»Literatur verbindet – Menschen und Regionen«

Bayerische Literaturtage wiederbelebt


[13.03.2007] Unter diesem Motto finden im April 2007 durch die neue Zusammenarbeit von VS-Bayern (in ver.di) und Kester-Haeusler-Stiftung und mit der Unterstützung des Bayerischen Staatsministeriums für Wissenschaft, Forschung und Kunst nach längerer Pause wieder Bayerische Literaturtage statt.

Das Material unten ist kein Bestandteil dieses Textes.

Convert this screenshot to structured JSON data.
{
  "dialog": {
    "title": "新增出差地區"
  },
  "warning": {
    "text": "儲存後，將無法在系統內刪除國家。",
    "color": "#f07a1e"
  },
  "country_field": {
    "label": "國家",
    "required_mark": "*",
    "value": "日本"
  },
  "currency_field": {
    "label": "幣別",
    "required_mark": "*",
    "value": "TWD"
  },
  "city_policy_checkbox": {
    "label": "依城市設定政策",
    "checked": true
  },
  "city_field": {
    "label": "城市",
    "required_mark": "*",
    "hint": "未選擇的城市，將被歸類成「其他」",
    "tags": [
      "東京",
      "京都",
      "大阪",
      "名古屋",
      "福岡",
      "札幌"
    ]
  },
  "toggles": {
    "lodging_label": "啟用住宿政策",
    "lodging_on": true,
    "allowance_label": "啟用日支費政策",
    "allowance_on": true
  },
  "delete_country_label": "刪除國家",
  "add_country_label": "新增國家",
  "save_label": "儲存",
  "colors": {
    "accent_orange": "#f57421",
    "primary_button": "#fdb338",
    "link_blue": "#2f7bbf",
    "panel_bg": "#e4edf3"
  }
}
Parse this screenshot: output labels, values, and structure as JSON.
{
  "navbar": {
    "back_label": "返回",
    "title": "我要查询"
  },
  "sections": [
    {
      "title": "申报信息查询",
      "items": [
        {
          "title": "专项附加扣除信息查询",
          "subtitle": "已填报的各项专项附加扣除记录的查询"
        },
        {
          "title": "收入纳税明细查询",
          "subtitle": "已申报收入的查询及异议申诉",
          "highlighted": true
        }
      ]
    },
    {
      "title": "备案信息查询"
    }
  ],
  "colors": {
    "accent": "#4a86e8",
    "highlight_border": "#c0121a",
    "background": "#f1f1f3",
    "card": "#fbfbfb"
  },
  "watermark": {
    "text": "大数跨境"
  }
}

Vier Tage lang werden sich in München, Erding, Fürstenfeldbruck und Herrsching Autorinnen und Autoren aus Bayern und den Partnerregionen treffen, um den kulturellen Dialog über die Grenzen hinweg in Bewegung zu halten und die Möglichkeiten künstlerischer Zusammenarbeit zu präsentieren.

 

Von den Rändern kommt die Erneuerung, da ist die Literatur keine Ausnahme. Im kleinen Grenzverkehr der Sprachen und Denkweisen entstehen genau jene produktiven Reibungen, die wir benötigen. Und da uns eines Tages sowieso „der Müll auf den Kopf fallen“ wird, wie es im Roman „Seltsame Materie“ (1999) der Ungarin Terézia Mora prophezeit wird, gilt es sich zu wappnen und im (noch) Fremden einzurichten.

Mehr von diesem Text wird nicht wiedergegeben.